In maart werd voor twee-onder-een-kapwoningen gemiddeld 0,77 procent minder betaald dan de vraagprijs. Voor vrijstaande woningen zelf 2,32 procent minder. Vanaf juni 2022 gingen voor alle woningtypen de overbiedingen gemiddeld omlaag, om in februari het nulpunt te bereiken. In 2018 begon het overbieden op appartementen, gevolgd door andere woningtypen. In december 2021 bereikte dit hun top.

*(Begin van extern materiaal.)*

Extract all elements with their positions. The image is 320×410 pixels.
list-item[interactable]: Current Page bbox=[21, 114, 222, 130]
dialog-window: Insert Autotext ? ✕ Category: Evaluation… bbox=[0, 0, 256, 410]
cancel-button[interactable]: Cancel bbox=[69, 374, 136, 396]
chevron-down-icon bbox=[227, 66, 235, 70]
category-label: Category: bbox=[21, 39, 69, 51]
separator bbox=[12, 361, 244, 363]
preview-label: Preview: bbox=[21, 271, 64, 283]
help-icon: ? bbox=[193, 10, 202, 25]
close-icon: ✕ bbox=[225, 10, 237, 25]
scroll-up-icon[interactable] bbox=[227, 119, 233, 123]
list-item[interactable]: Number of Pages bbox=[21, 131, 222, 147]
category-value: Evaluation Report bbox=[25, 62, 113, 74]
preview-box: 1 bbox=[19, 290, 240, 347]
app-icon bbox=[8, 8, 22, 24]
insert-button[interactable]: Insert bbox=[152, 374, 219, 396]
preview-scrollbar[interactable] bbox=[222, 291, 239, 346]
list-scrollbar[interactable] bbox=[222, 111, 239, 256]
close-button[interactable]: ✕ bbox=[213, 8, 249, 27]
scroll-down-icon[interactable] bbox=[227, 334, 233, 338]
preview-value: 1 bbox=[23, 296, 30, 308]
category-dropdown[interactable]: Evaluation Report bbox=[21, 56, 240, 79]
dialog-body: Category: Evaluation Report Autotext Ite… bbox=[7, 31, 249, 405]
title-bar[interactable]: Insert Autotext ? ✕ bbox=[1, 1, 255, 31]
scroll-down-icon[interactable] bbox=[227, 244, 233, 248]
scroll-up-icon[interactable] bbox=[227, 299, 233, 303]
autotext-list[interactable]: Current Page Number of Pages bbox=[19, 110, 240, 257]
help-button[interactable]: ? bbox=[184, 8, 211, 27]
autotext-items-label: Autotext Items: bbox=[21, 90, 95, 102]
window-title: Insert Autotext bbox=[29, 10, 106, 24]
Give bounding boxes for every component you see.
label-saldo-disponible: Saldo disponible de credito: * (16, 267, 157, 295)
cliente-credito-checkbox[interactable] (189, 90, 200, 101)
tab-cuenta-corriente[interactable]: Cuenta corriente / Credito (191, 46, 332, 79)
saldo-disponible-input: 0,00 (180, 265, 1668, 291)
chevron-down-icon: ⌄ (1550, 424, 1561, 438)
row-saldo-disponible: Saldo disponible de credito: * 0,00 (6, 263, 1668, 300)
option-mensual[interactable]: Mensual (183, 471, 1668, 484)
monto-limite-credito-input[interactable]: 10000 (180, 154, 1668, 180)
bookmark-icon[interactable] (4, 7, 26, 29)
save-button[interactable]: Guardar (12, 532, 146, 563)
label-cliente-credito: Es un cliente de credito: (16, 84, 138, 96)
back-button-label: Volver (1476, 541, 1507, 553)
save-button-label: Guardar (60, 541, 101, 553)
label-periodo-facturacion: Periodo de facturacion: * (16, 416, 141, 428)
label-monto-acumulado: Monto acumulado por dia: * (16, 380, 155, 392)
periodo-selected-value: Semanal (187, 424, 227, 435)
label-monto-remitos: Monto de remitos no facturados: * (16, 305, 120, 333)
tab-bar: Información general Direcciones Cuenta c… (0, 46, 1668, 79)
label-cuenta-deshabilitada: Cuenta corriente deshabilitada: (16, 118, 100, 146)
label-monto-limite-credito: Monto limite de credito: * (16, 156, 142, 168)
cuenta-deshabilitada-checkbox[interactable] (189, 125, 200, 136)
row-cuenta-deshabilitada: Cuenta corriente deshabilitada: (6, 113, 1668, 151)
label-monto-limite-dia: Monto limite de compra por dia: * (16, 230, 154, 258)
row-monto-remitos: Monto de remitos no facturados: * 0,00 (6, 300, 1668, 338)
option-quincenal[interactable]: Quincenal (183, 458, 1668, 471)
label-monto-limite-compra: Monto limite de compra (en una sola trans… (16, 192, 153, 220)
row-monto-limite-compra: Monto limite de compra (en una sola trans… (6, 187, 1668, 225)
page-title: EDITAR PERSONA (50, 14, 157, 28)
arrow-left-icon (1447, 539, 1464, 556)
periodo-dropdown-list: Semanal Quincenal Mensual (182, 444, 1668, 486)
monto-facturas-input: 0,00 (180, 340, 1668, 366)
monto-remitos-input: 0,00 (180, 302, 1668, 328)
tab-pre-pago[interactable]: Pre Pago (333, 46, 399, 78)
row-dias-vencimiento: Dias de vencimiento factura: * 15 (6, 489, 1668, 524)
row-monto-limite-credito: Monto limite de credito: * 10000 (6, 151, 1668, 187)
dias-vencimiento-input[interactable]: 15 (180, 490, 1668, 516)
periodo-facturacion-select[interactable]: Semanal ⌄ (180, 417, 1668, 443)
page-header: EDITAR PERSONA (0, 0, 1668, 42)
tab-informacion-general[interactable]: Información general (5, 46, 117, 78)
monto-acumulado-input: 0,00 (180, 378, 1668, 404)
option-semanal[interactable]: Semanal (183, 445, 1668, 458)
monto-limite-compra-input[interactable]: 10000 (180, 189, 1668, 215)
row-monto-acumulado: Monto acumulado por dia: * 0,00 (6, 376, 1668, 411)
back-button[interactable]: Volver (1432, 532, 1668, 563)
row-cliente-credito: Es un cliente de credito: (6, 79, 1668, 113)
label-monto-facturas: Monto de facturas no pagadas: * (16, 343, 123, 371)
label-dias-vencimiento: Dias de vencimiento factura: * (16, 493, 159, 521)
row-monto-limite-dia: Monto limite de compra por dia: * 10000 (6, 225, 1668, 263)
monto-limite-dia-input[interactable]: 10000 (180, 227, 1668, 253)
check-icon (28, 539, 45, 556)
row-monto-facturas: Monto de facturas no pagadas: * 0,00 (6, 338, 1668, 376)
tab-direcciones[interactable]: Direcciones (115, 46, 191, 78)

Op dat moment werd er gemiddeld 10 procent of meer overboden op appartementen, tussenwoningen en hoekhuizen.
Ontwikkeling in prijsdaling
In februari was voor het eerst sprake van een prijsdaling op jaarbasis met een afname van 2,03 procent ten opzichte van dezelfde maand in 2022. Deze ontwikkeling zet zich in maart door waarin de huizenprijzen gemiddeld 3,38 procent lager liggen dan een jaar eerder. In vergelijking met de voorgaande maand vlakte de prijsdaling daarentegen wat af. In maart lag de gemiddelde huizenprijs 0,26 procent lager dan in februari, terwijl in februari de huizenprijs nog 0,62 procent lager lag dan in januari.
Meer woningtransacties
Met ruim 15.000 geregistreerde woningtransacties was de maand maart met 31 procent gestegen ten opzichte van februari. In februari werd het laagste aantal woningtransacties in drie jaar tijd geregistreerd met minder dan 12.000 transacties. Ortec Finance verklaart dit als seizoenseffect.